Полковник мрачно потупился.
– Регина знает, как дорого мне время, – уклончиво ответил он. – Но вернемся к вашему брату, Ада. Мне хотелось поговорить с вами, и потому я рад, что застал вас одну. Что произошло между Евгением и вашим мужем? У них какие-то разногласия?
Адельгейда смутилась, но ответила беззаботным тоном:
– Ничего особенного, они вообще не ладят.
– Не ладят? Вальмоден почти на сорок лет старше вашего брата и, кроме того, его опекун; младший, безусловно, должен уступать.
– Разумеется, но Евгений, несмотря на свое доброе сердце, часто бывает вспыльчив и говорит не подумав; он и мальчиком был такой.
– К сожалению. Когда он займет видное и ответственное положение, которое его ожидает, ему придется сильно поработать над собой, если он захочет исполнять свои обязанности хоть приблизительно так, как его отец. Но мне кажется, здесь что-то другое. Ада, я сказал совершенно безобидную фразу о вашем мужестве, а именно, что никак не предполагал, что вы так честолюбивы. Евгений вдруг разгорячился, стал страстно защищаться, заговорил о какой-то жертве, которую сестра принесла ему, в пылу гнева у него вырвались такие выражения и намеки, что я был до крайности поражен.
– Напрасно вы обратили на них внимание. – Адельгейда беспокоилась. – Такая молодая, горячая голова во всем видит трагедию. Что именно сказал вам Евгений?
– В сущности, ничего. Он утверждает, что дал вам слово молчать и не может говорить без вашего разрешения; но, кажется, он просто ненавидит своего зятя. Что это значит?
Молодая женщина молчала; этот разговор явно был ей в высшей степени неприятен.

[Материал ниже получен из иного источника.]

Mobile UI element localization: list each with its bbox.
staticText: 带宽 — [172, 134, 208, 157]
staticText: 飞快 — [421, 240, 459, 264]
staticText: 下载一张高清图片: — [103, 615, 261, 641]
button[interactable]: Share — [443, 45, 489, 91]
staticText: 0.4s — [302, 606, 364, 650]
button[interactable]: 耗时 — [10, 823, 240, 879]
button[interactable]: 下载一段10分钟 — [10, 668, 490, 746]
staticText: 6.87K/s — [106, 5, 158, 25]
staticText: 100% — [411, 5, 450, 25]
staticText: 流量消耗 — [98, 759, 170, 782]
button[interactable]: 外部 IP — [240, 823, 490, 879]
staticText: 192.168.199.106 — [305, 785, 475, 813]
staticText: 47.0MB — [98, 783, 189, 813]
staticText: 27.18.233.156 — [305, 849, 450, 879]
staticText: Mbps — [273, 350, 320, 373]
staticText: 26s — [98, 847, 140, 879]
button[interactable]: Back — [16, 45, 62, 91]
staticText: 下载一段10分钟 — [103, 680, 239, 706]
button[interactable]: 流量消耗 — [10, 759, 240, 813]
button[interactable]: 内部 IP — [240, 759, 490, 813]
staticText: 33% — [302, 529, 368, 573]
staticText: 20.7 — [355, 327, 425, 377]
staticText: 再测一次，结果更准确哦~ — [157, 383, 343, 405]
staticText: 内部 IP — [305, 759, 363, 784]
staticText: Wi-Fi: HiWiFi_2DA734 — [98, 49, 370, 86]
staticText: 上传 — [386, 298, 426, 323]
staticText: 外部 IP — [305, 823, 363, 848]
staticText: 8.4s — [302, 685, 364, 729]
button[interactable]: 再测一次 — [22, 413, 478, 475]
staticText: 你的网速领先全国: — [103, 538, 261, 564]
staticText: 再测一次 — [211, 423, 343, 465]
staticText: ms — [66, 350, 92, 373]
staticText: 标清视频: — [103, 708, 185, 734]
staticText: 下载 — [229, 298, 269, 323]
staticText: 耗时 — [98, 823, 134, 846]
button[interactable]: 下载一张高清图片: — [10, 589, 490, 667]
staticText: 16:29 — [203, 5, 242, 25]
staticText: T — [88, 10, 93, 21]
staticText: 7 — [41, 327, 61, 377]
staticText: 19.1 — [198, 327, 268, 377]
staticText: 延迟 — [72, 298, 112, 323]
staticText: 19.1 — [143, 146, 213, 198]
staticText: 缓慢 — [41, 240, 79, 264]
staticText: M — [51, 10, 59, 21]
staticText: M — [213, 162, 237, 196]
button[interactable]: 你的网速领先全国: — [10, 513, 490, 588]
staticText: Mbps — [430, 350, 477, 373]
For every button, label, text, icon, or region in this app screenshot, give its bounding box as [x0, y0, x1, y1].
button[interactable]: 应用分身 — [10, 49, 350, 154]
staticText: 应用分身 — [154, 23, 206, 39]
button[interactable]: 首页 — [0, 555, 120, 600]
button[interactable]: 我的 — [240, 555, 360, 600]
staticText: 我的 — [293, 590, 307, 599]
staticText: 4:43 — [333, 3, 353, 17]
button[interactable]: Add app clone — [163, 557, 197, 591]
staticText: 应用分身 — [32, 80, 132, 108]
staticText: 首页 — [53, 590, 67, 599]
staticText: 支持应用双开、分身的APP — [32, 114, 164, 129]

Фалькенрид, пытливо посмотрев на нее, продолжал:
– Вы знаете, я вообще мало интересуюсь тем, как кто поступает и думает; но намеки вашего брата бросают тень подозрения на моего друга юности и задевают его честь; понятно, я не мог стерпеть; но когда я сказал об этом Евгению и добавил, что обращусь за разъяснением к самому Вальмодену, он ответил: «Мой почтенный зятюшка объяснит вам все «дипломатично», ведь именно в этом он проявил себя великим дипломатом. Лучше спросите Аду, если желаете знать правду». Поэтому я и спрашиваю сначала вас; если же вы не можете или не хотите ответить, то я буду вынужден обратиться к вашему мужу, потому что не могу скрывать от него, как о нем отзываются.